Ainsi, en réponse à la toute première question des journalistes lors d'une rencontre avec les médias à laquelle Motorsport.com participait, Vowles a lancé : "J'aurais préféré être à Barcelone."
Puis, comme s'il pressentait déjà que son discours de la semaine précédente risquait de revenir sur le tapis, il a enchaîné : "Je vais anticiper tout ça. C'était l'objectif [d'être à Barcelone]. C'était ce que nous avions l'intention de faire. Nous ne l'avons pas atteint."
Une fois ce point clarifié, Vowles a toutefois insisté sur le positif que Williams a pu tirer de sa situation, en insistant notamment sur l'apport du test virtuel mené mais aussi sur l'avantage d'être partenaire avec un motoriste qui a pu beaucoup rouler.
Il y a donc un manque, mais avec six jours d'essais et le simulateur dans lequel nous avons investi, nous sommes en mesure d'atténuer une grande partie de ce manque.

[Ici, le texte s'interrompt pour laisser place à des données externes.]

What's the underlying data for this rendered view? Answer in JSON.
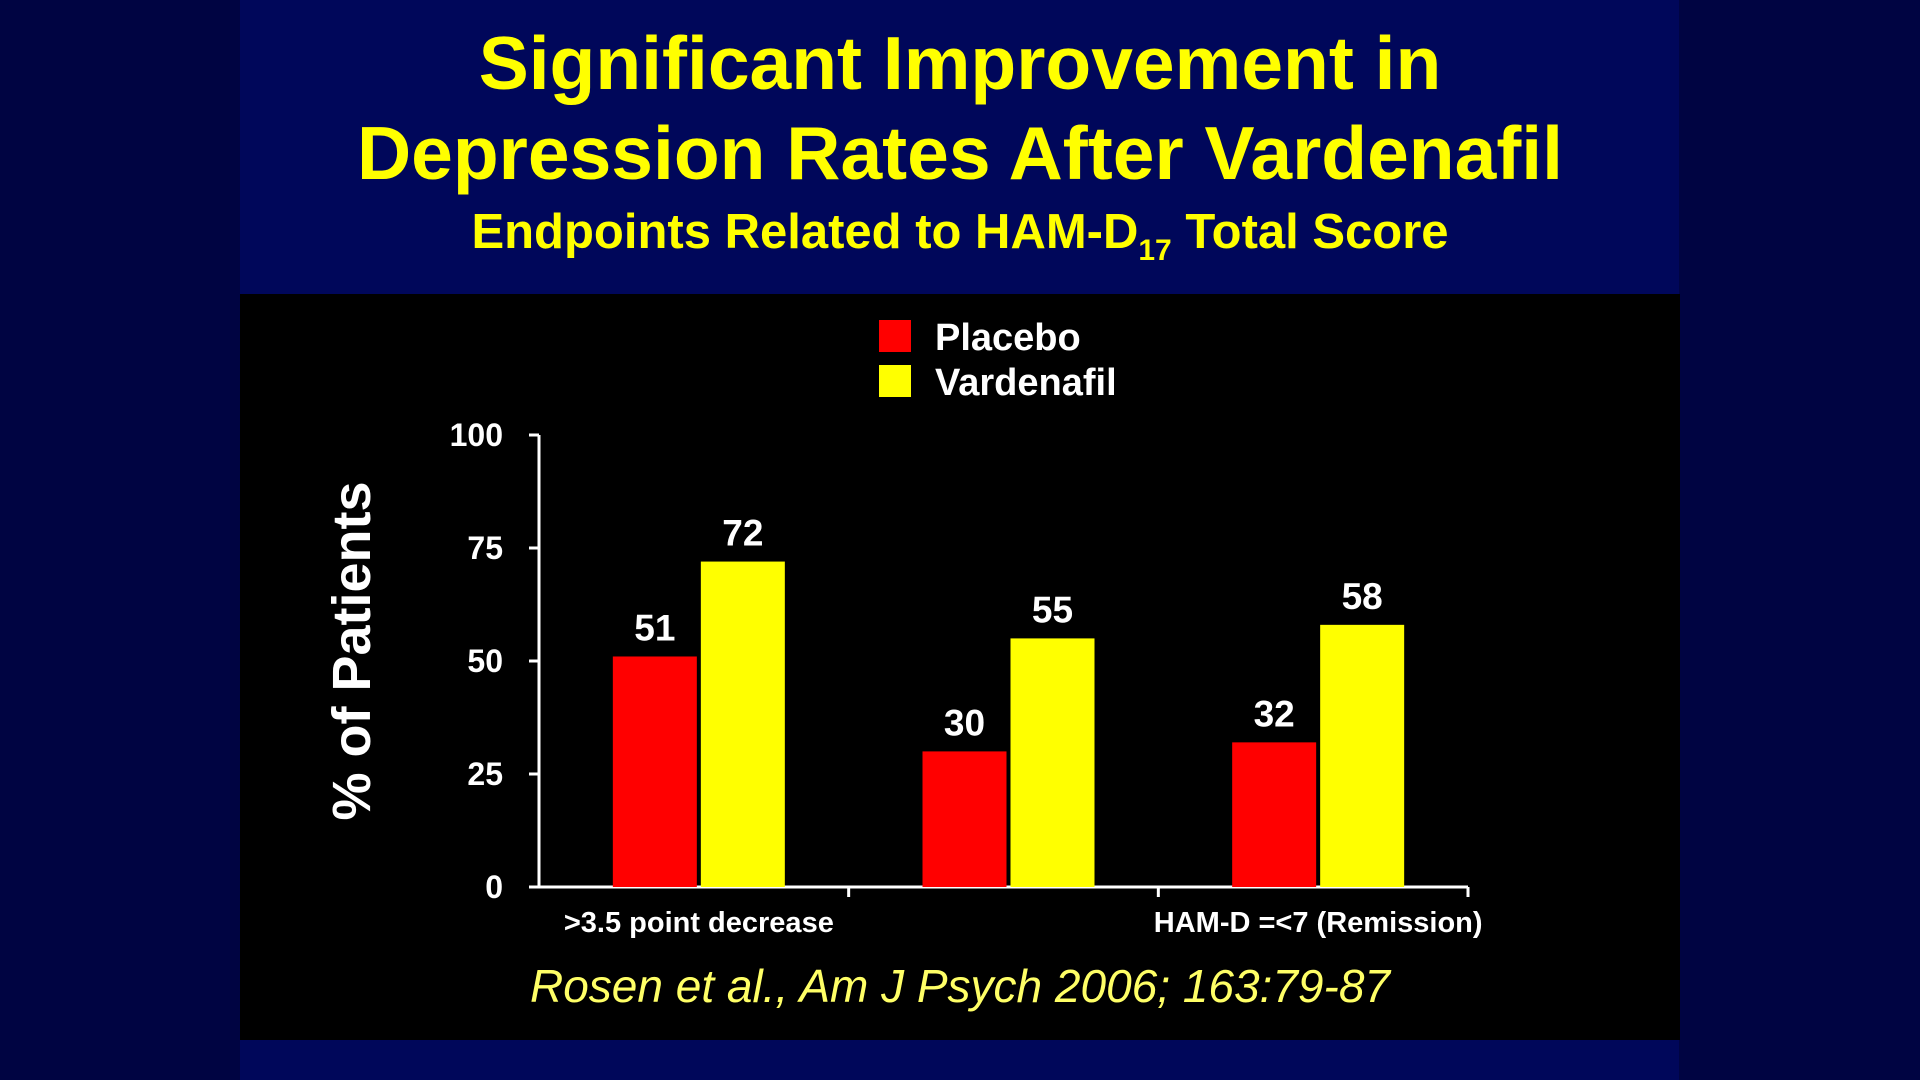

"Cependant, nous avons mené à bien une semaine d'essais VTT et nous avons travaillé avec Carlos [Sainz] et Alex [Alexander Albon] sur le simulateur en tandem pendant que tout le monde était à Barcelone. De plus, nous avons la chance que Mercedes dispose de suffisamment de voitures pour obtenir beaucoup d'informations sur la boîte de vitesses et le moteur, ce qui nous permettra d'avoir de l'avance à Bahreïn."
"Je ne pense donc pas qu'avec six jours d'essais [uniquement], nous serons à la traîne", a-t-il assuré. "C'est en partie une question de chance, car l'unité de puissance est fiable, la boîte de vitesses est fiable et les tests VTT ont permis d'éliminer bon nombre des problèmes qui se cachaient dans la voiture."
Des manques, mais pas d'inquiétude majeure
James Vowles reconnaît des manques pour Williams en raison de l'absence à Barcelone.
Photo de: Williams
Dans le même temps, Vowles n'a pas éludé les difficultés que l'absence à Barcelone pose pour son équipe : "Ce qui manque, c'est que les pilotes ont besoin de beaucoup de connaissances pour perfectionner intrinsèquement ce qui se passe en piste."
"Ce qui manque, c'est une corrélation pour savoir où en est réellement notre aérodynamique et où en est réellement la dynamique de notre véhicule. Les données issues de la piste sont le seul moyen d'établir cela."
"Il y a donc un manque, mais avec six jours d'essais et le simulateur dans lequel nous avons investi – qui est à la pointe de la technologie et opérationnel depuis l'année dernière –, nous sommes en mesure d'atténuer une grande partie de ce manque."